Isso requer método, compromisso e disponibilidade para mudar modelos mentais e operacionais. Os espaços de impacto e transformação sistêmica, muitas vezes, por melhor intencionados e bem estruturados que sejam, reproduzem as estruturas coloniais que originaram e ainda originam as desigualdades. Mudar isso pede a coragem de inovar e arriscar novas formas de sentir, pensar e fazer.
A comunidade de práticas Agente MUDA pode ser um exemplo factível dessa narrativa. Há exatos dois anos, em 11 de março de 2023, ela nascia, fundada por 40 lideranças sistêmicas reunidas em um processo imersivo de três dias. Essas lideranças, juntas, lidaram com o conflito que emergiu da ausência de diversidade nos espaços de transformação sistêmica de forma honesta e sincera e assumiram o compromisso de cocriar uma comunidade com objetivo de mudar as regras do jogo e acelerar a transição para um Brasil mais equitativo e regenerativo, a partir dos pilares do antirracismo e da decolonialidade.
De fato, as primeiras horas de existência dessa comunidade, foram marcadas pela assunção de compromissos estruturais: para construir novas economias e novas regras do jogo, é preciso transcender a herança colonial que demarcou a construção do sistema atual que reproduz a desigualdade estrutural há séculos. É mandatório ter a diversidade presente em todo o processo. É preciso assumir consciência do que significa o privilégio branco e seu consequente modo de operar para trazer a potência coletiva da diversidade para a mesa, assumindo o compromisso com o antirracismo e a decolonialidade como meios para chegar no nosso objetivo. Em um país como o Brasil, isso é premissa de qualquer processo de mudança sistêmica.

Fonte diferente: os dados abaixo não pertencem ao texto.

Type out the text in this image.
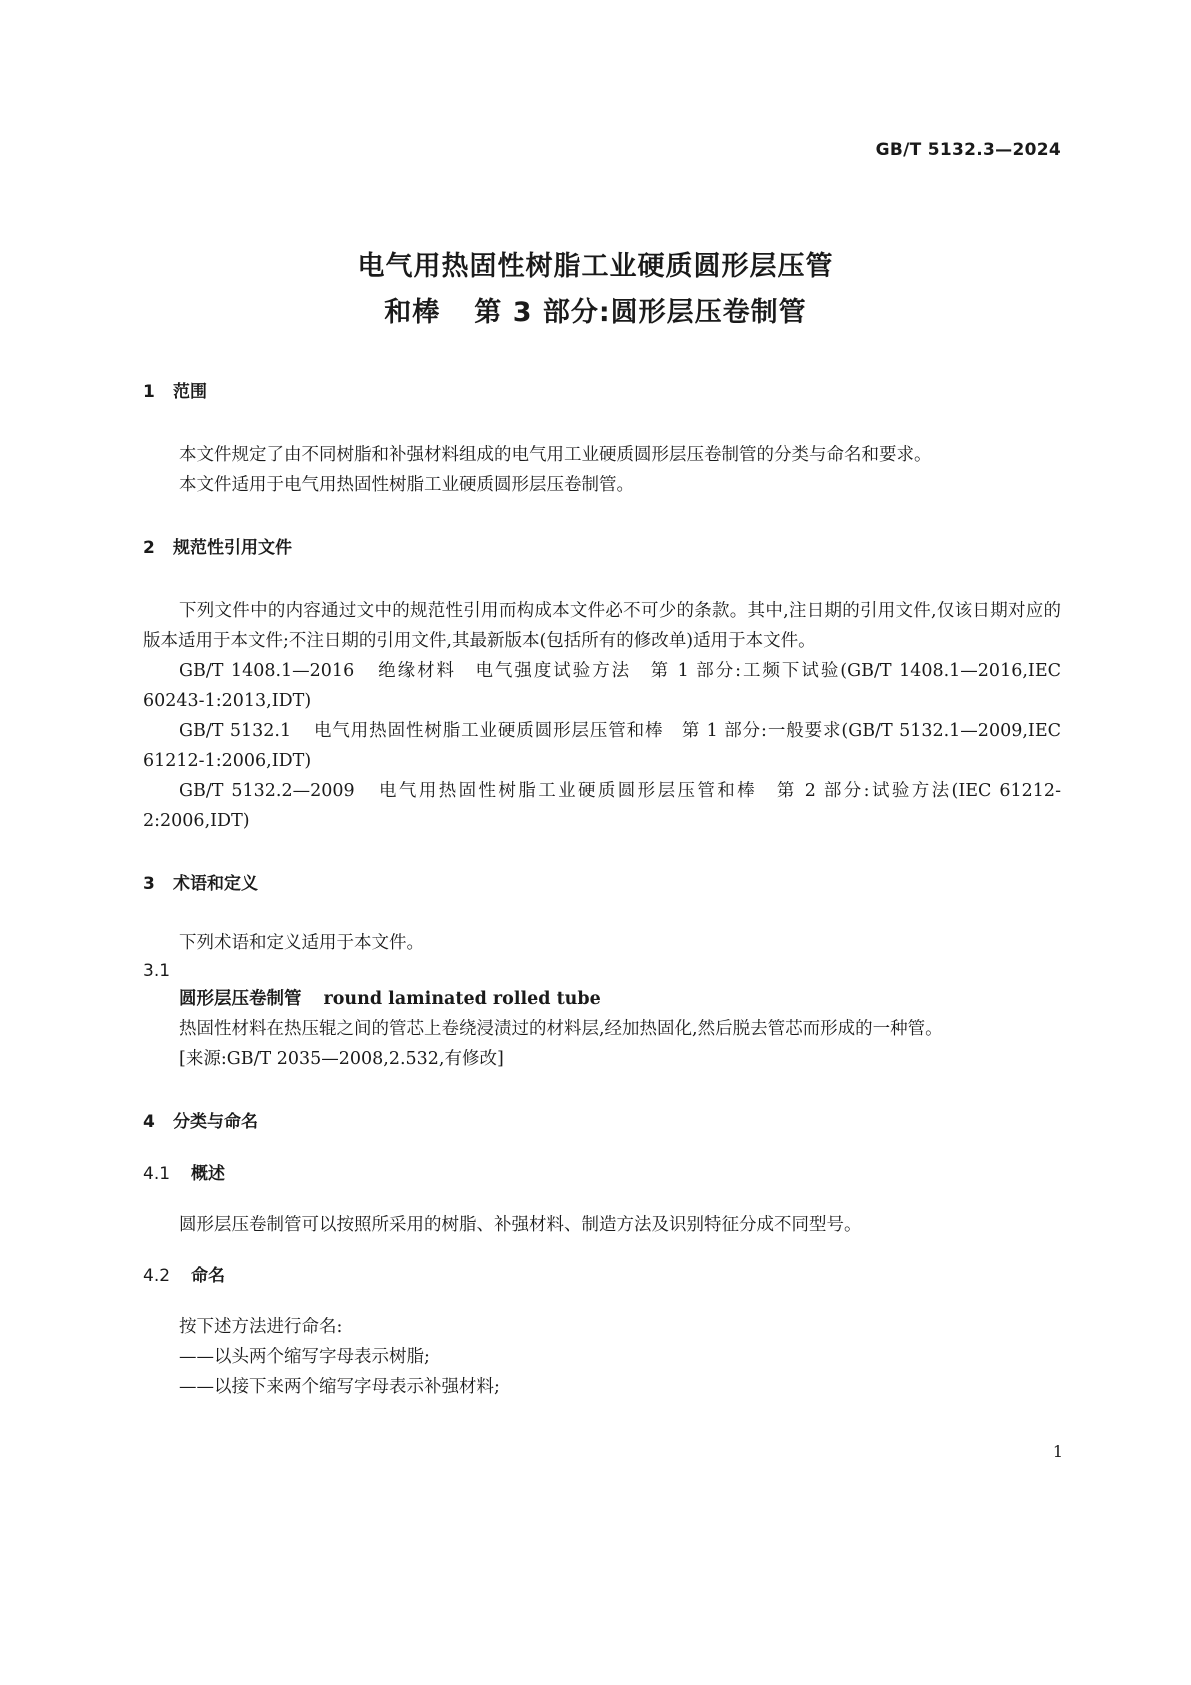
GB/T 5132.3—2024
电气用热固性树脂工业硬质圆形层压管
和棒 第 3 部分:圆形层压卷制管
1 范围

本文件规定了由不同树脂和补强材料组成的电气用工业硬质圆形层压卷制管的分类与命名和要求。

本文件适用于电气用热固性树脂工业硬质圆形层压卷制管。

2 规范性引用文件

下列文件中的内容通过文中的规范性引用而构成本文件必不可少的条款。其中,注日期的引用文件,仅该日期对应的版本适用于本文件;不注日期的引用文件,其最新版本(包括所有的修改单)适用于本文件。

GB/T 1408.1—2016 绝缘材料　电气强度试验方法　第 1 部分:工频下试验(GB/T 1408.1—2016,IEC 60243-1:2013,IDT)

GB/T 5132.1 电气用热固性树脂工业硬质圆形层压管和棒　第 1 部分:一般要求(GB/T 5132.1—2009,IEC 61212-1:2006,IDT)

GB/T 5132.2—2009 电气用热固性树脂工业硬质圆形层压管和棒　第 2 部分:试验方法(IEC 61212-2:2006,IDT)

3 术语和定义

下列术语和定义适用于本文件。

3.1
圆形层压卷制管 round laminated rolled tube

热固性材料在热压辊之间的管芯上卷绕浸渍过的材料层,经加热固化,然后脱去管芯而形成的一种管。

[来源:GB/T 2035—2008,2.532,有修改]

4 分类与命名
4.1 概述

圆形层压卷制管可以按照所采用的树脂、补强材料、制造方法及识别特征分成不同型号。

4.2 命名

按下述方法进行命名:

——以头两个缩写字母表示树脂;
——以接下来两个缩写字母表示补强材料;
1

Hoje, após dois anos, esse compromisso sustenta uma comunidade viva e vibrante. Sim, podemos afirmar que a Agente MUDA é e se tornou uma comunidade de práticas com o propósito de conectar lideranças com visão sistêmica dos setores público, empresarial e sociedade civil organizada para que construam confiança, aprendam e pratiquem juntas formas concretas de combater desigualdades estruturais, para gerar evidências empíricas que impulsionem e inspirem a mudança das regras do jogo para acelerar a transição para um Brasil mais equitativo e regenerativo.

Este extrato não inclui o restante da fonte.